New supramolecular CRISPR–Cas9 carrier supports much effective genome editing

Clustered regularly interspaced short palindromic repeats (CRISPR) and their accompanying protein, CRISPR-associated protein 9 (Cas9), several years ago, made international news as a game-changing genome editing system.

The system, which consists of Cas9 and a strand of genetic material defined as a single-guide RNA (sgRNA), can specifically target regions of DNA and act as “molecular scissors” to make accurate edits. The immediate delivery of Cas9–sgRNA complexes, i.e. Cas9 ribonucleoproteins (RNPs), into the cell nucleus is thought to be the best and safest method of genome editing.

The Cas9 RNP, on the other hand, has low cellular permeability and thus demands a carrier molecule to transmit it well beyond the first hurdle of the cell membrane before reaching the nucleus. These carriers must connect to Cas9 RNP, transport it into the cell, prevent degradation by intracellular organelles known as “endosomes,” and eventually release it without causing structural changes.

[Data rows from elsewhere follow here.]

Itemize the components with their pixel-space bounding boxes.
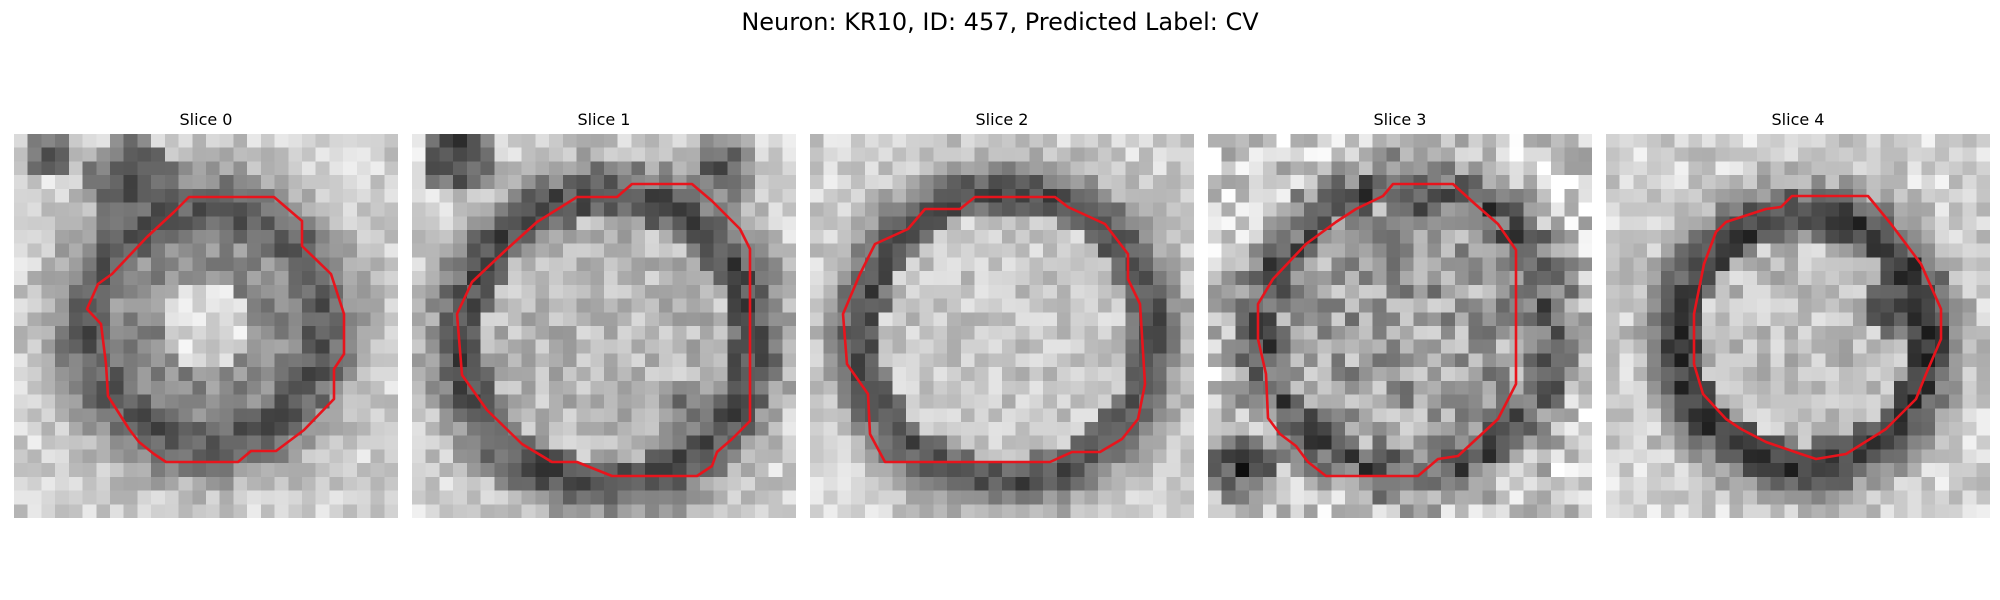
slice-panel-3: Slice 3	[1208, 110, 1592, 518]
slice-panel-0: Slice 0	[14, 110, 398, 518]
slice-title: Slice 2	[975, 110, 1029, 129]
roi-contour	[1256, 182, 1518, 478]
roi-contour	[85, 195, 346, 464]
contour-overlay	[455, 182, 752, 478]
contour-overlay	[841, 195, 1147, 464]
slice-title: Slice 0	[179, 110, 233, 129]
slice-panel-1: Slice 1	[412, 110, 796, 518]
roi-contour	[455, 182, 752, 478]
slice-panel-2: Slice 2	[810, 110, 1194, 518]
roi-contour	[841, 195, 1147, 464]
contour-overlay	[1256, 182, 1518, 478]
slice-panel-4: Slice 4	[1606, 110, 1990, 518]
slice-title: Slice 3	[1373, 110, 1427, 129]
contour-overlay	[85, 195, 346, 464]
slice-image	[1208, 134, 1592, 518]
roi-contour	[1692, 194, 1943, 461]
slice-title: Slice 4	[1771, 110, 1825, 129]
slice-title: Slice 1	[577, 110, 631, 129]
contour-overlay	[1692, 194, 1943, 461]
figure-title: Neuron: KR10, ID: 457, Predicted Label: …	[741, 8, 1259, 36]
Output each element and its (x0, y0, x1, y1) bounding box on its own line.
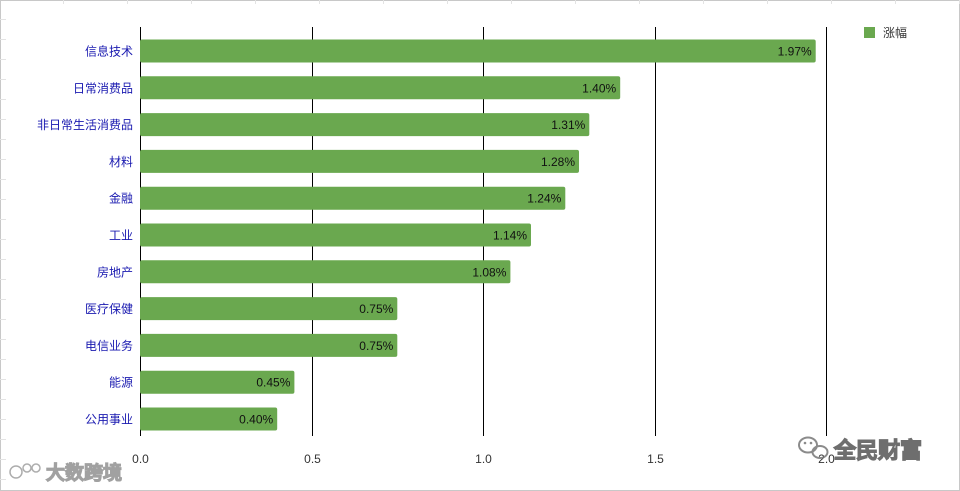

A research group from Kumamoto University established a transformable polyrotaxane (PRX) carrier that can enable genome editing using Cas9RNP with good precision and functionality. The study was published in a recent paper in June 2022 in Volume 27 of Applied Materials Today.

While there have been some PRX-based drug carriers for nucleic acids and proteins reported before, this is the first report on PRX-based Cas9 RNP carrier. Moreover, our findings describe how to precisely control intracellular dynamics across multiple steps. This will prove invaluable for future research in this direction.”

Keiichi Motoyama, Study Corresponding Author and Professor, Kumamoto University

The research group concentrated on PRX with amine groups, i.e. amino-PRX, for their new carrier and went through multiple shots of design and optimization before obtaining their finished version. The first generation (1G) of their carrier molecules, for instance, used amino-autonomous PRX’s transforming characteristics to effectively complex it with Cas9 RNP and facilitate its transmission past the cell membrane.

The second-generation (2G) concentrated on endosome escape. This was accomplished by converting the amino groups in amino-PRX into strongly cationic (positively charged) particles within the endosome, causing the endosome to rupture and Cas9 RNP–amino-PRX to evacuate.

The following generations discussed issues related to Cas9 release after the complex had fled the endosome. Eventually, researchers created the fifth generation (5G) multi-step transformable amino-PRX carrier, which was capable of efficiently and precisely delivering Cas9 RNP into the cell nucleus. The researchers then conducted in vitro and in vivo experiments to verify the system’s cytotoxicity as well as its genome editing performance.

Our delivery system has a low cytotoxicity and its genome editing activity is equal to the current most efficient system on the market.”

Taishi Higashi, Study Corresponding Author and Associate Professor, Kumamoto University

“Moreover, our multiple attempts at optimizing the delivery system across generations offer important information on the types and positions of various biodegradable groups and amino groups that can be used in such a system to further customize and adapt their properties,” adds Higashi.

The 5G amino-PRX carrier’s independent action, multi-step transformable characteristics, and low cytotoxicity make it a highly promising candidate for the secure and convenient delivery of Cas9 RNP. These results could also be used to deliver a variety of molecules like enzymes, antibodies, and small interfering RNA (siRNA), producing this novel carrier a significant accomplishment in the profession of drug and vaccine advancement.